Sullenberger himself has started a consulting business to help make ends meet. Skiles added, "For the last six years, I have worked seven days a week between my two jobs just to maintain a middle class standard of living."
Obviously, this is not a problem isolated to the airline industry. We've been talking about employers who have thrown their employees' pension plans to the government for some time. Pensioners get far less than they originally contracted for.
As we look at the possibility of bankruptcies for major industries in the near future, will Congress really listen to what professionals like Sullenberger and Skiles are saying? Or will we once again solve corporations' problems on the backs of the worker?
I think Sully and crew are again heroes for this testimony.
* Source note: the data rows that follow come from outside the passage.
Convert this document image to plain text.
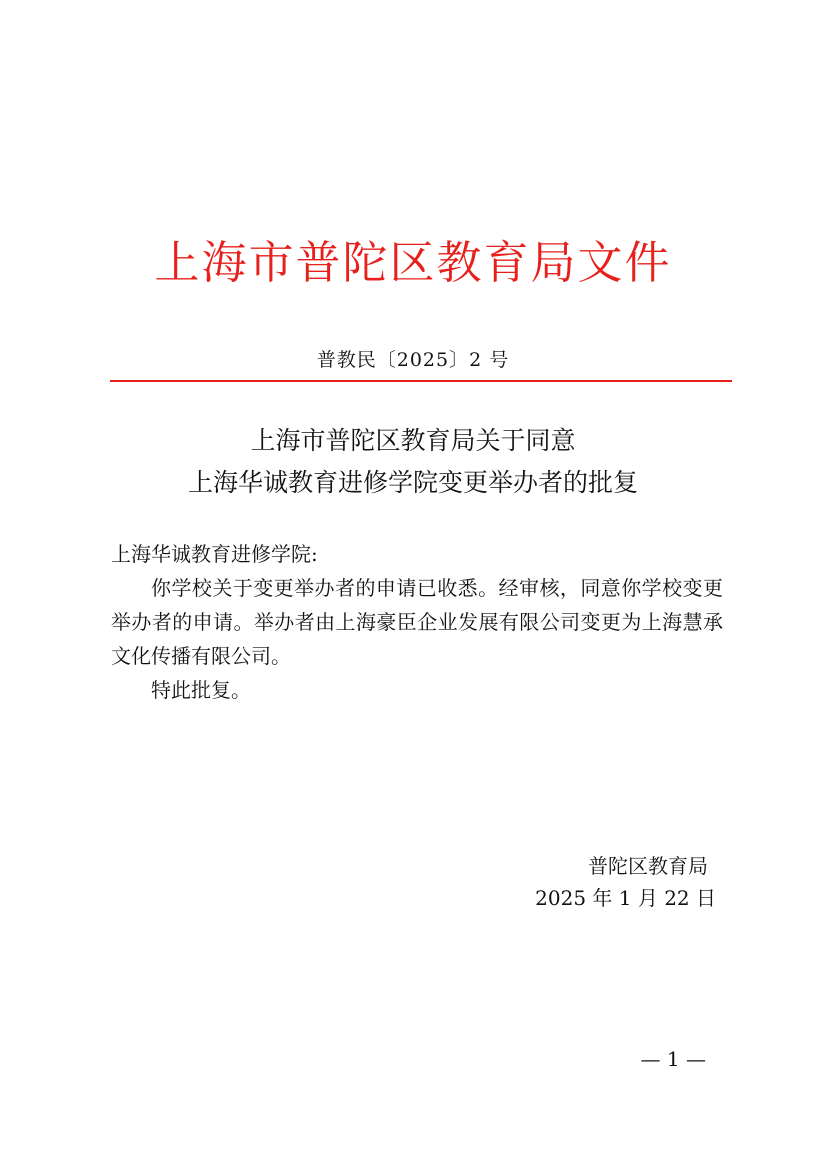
上海市普陀区教育局文件
普教民〔2025〕2 号
上海市普陀区教育局关于同意
上海华诚教育进修学院变更举办者的批复
上海华诚教育进修学院:
你学校关于变更举办者的申请已收悉。经审核，同意你学校变更举办者的申请。举办者由上海豪臣企业发展有限公司变更为上海慧承文化传播有限公司。
特此批复。
普陀区教育局
2025 年 1 月 22 日
— 1 —
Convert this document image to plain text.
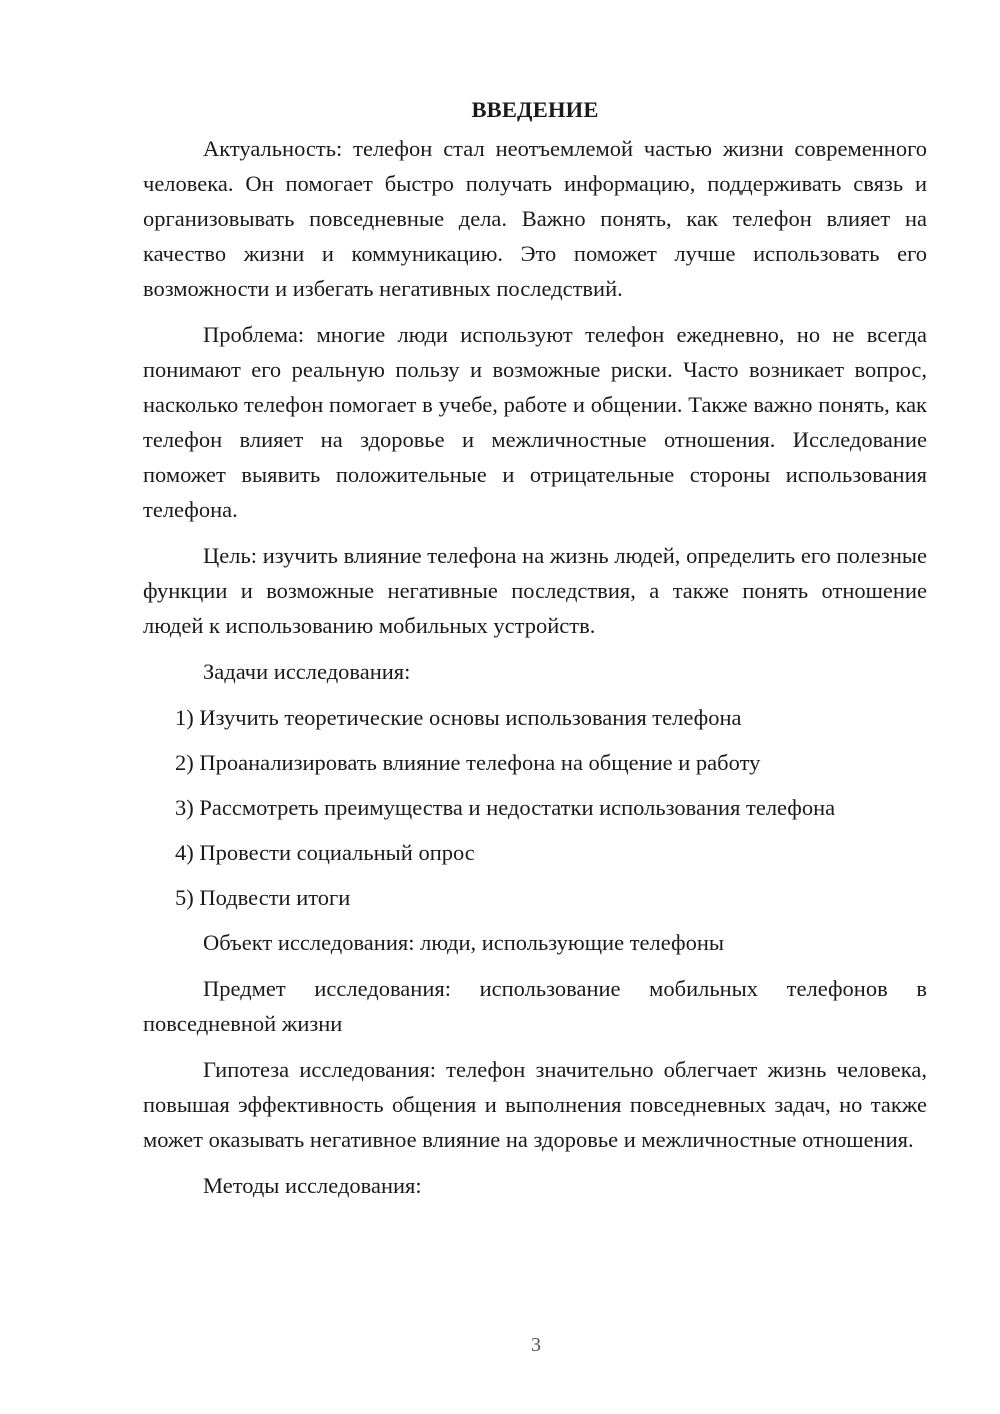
ВВЕДЕНИЕ

Актуальность: телефон стал неотъемлемой частью жизни современного человека. Он помогает быстро получать информацию, поддерживать связь и организовывать повседневные дела. Важно понять, как телефон влияет на качество жизни и коммуникацию. Это поможет лучше использовать его возможности и избегать негативных последствий.

Проблема: многие люди используют телефон ежедневно, но не всегда понимают его реальную пользу и возможные риски. Часто возникает вопрос, насколько телефон помогает в учебе, работе и общении. Также важно понять, как телефон влияет на здоровье и межличностные отношения. Исследование поможет выявить положительные и отрицательные стороны использования телефона.

Цель: изучить влияние телефона на жизнь людей, определить его полезные функции и возможные негативные последствия, а также понять отношение людей к использованию мобильных устройств.

Задачи исследования:

1) Изучить теоретические основы использования телефона
2) Проанализировать влияние телефона на общение и работу
3) Рассмотреть преимущества и недостатки использования телефона
4) Провести социальный опрос
5) Подвести итоги

Объект исследования: люди, использующие телефоны

Предмет исследования: использование мобильных телефонов в повседневной жизни

Гипотеза исследования: телефон значительно облегчает жизнь человека, повышая эффективность общения и выполнения повседневных задач, но также может оказывать негативное влияние на здоровье и межличностные отношения.

Методы исследования:

3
Minor Update: It was noted in the comments that MSNBC has the same story and I was asked why I failed to cite them. I didn't look at the MSNBC story, because I relied on Huffington Post, which used the same source at MSNBC, i.e., Associated Press. So if you follow the link to both HuffPo and MSNBC, you'll see it's an AP story. Mystery solved? I hope so. In the meantime, here is an Associated Press picture:
Associated Press
There are tons of Sullenberger photos to look at, most of them showing his slightly embarrassed face while receiving applause. Of course, the slide show from the AP illustrating this story on Huffington Post features one of those photos. I didn't choose that one. I like the one above, showing Captain Sullenberger and Co-pilot Jeffrey Skiles testifying to the House committee. Earnest faces, engaged and holding forth, maybe telling them what they should already know: the average American has already taken the burden of this economy on their back.
Maybe now, given the realities, Congress will connect the idea that success of the citizenry equals the success of the economy.